Thromboembolic complications (TCs) are important causes of morbidity and mortality after pediatric cardiac surgery, resulting in longer hospital stay, increased risk of early and late post-surgical complications, early reoperation, neurologic and organ damage, and potentially death. The true incidence of blood clots in pediatric surgical patients is unknown.

The overarching objective of this study is to further our understanding of TCs, including quantification, characterization and risk stratification. This study will ultimately allow the development of effective tools for prevention and early identification of TCs, rather than focusing on treatment alone.


Clinical Trial Description

There is very limited data on TCs associated with cardiac surgery in pediatric patients. The actual incidence of TCs in this context is not currently known reflecting a lack of clinical suspicion, reporting biases, and/or the use of inappropriate diagnostic tests

Pediatric cardiac surgery is associated with disruption of blood flow, platelet dysfunction and activation, and blood hypercoagulability; all of which are contributing to clot formation

All congenital heart defects are associated with blood flow disturbance but some are associated with more extreme disturbances. The investigators hypothesize that not all types of CHD repairs will be at the same risk of TCs based on the extent of blood flow disturbances they cause. The investigators hypothesize that line location, difficulties in line insertion, including multiple insertion attempts and longer duration of indwelling will be associated with increased risk of TCs.

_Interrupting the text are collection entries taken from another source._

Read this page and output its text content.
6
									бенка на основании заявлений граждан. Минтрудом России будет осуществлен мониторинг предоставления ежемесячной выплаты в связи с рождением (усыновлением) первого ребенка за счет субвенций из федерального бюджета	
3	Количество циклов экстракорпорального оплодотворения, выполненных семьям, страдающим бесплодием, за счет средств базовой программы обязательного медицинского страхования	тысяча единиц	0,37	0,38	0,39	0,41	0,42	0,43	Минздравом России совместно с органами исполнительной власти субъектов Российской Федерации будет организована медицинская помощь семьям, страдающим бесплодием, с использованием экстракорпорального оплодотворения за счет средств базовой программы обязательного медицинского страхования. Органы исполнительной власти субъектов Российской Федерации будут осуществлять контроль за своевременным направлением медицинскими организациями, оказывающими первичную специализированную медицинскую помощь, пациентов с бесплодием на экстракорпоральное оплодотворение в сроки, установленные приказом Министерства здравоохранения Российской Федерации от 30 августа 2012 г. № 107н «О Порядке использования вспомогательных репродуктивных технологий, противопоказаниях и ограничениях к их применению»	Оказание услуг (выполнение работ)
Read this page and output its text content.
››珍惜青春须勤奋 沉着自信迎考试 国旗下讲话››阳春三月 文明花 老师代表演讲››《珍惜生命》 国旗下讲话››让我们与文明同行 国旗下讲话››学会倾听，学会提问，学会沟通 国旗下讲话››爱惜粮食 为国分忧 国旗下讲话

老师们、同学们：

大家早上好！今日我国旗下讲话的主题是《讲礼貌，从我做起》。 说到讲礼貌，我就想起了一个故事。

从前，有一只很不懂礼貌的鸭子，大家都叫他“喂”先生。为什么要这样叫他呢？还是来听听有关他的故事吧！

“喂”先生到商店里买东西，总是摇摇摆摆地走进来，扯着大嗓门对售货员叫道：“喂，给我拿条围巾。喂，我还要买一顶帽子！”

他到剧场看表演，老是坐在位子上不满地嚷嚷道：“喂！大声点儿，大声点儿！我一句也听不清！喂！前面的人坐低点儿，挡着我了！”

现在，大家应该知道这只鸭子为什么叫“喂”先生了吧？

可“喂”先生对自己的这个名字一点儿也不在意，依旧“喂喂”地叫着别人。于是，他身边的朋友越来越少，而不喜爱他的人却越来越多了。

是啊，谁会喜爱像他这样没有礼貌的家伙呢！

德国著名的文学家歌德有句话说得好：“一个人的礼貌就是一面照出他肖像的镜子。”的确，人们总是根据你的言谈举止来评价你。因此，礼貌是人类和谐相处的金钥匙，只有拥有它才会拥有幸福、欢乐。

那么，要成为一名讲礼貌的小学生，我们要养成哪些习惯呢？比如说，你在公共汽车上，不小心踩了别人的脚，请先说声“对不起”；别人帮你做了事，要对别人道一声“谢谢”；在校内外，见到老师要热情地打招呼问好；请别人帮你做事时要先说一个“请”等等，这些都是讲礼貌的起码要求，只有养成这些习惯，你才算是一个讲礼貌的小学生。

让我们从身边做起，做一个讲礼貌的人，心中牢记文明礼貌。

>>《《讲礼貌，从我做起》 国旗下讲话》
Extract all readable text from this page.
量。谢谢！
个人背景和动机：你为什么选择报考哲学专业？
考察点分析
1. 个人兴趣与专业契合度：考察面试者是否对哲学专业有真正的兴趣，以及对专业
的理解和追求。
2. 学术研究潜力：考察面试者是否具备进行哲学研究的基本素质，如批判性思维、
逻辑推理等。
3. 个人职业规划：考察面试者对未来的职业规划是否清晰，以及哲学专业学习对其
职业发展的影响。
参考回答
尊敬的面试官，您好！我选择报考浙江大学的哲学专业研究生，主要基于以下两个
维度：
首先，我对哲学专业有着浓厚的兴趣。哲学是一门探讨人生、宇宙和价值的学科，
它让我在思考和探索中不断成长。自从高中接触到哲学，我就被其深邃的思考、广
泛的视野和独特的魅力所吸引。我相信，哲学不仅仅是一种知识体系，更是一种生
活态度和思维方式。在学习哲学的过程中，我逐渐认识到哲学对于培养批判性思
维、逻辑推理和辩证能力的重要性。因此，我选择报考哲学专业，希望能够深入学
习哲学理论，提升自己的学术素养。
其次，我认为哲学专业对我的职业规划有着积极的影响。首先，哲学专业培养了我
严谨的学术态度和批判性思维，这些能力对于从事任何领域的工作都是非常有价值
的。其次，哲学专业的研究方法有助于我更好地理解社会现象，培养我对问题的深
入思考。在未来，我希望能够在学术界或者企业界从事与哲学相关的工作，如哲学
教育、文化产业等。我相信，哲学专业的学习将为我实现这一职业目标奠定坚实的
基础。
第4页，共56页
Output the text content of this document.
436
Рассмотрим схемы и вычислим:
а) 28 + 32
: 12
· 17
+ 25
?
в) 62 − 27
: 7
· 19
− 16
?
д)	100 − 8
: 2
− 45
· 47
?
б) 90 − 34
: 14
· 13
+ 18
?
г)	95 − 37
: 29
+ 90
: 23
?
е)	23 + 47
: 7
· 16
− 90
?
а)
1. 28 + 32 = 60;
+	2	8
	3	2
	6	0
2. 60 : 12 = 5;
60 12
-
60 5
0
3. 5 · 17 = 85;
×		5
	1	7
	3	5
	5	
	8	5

Pediatric cardiac surgery is associated with inflammation and platelet activation, both of which are potent contributors to blood hypercoagulability: CPB presents a hemostatic challenge associated with an abundance of pro-thrombotic risk factors and an opposite presence of pro-hemorrhagic risk factors. The investigators hypothesize that factors associated with increased platelet activation and inflammation, and in consequence, greater laboratory values of markers of platelet activation and inflammation, will be associated with increased risk of TCs.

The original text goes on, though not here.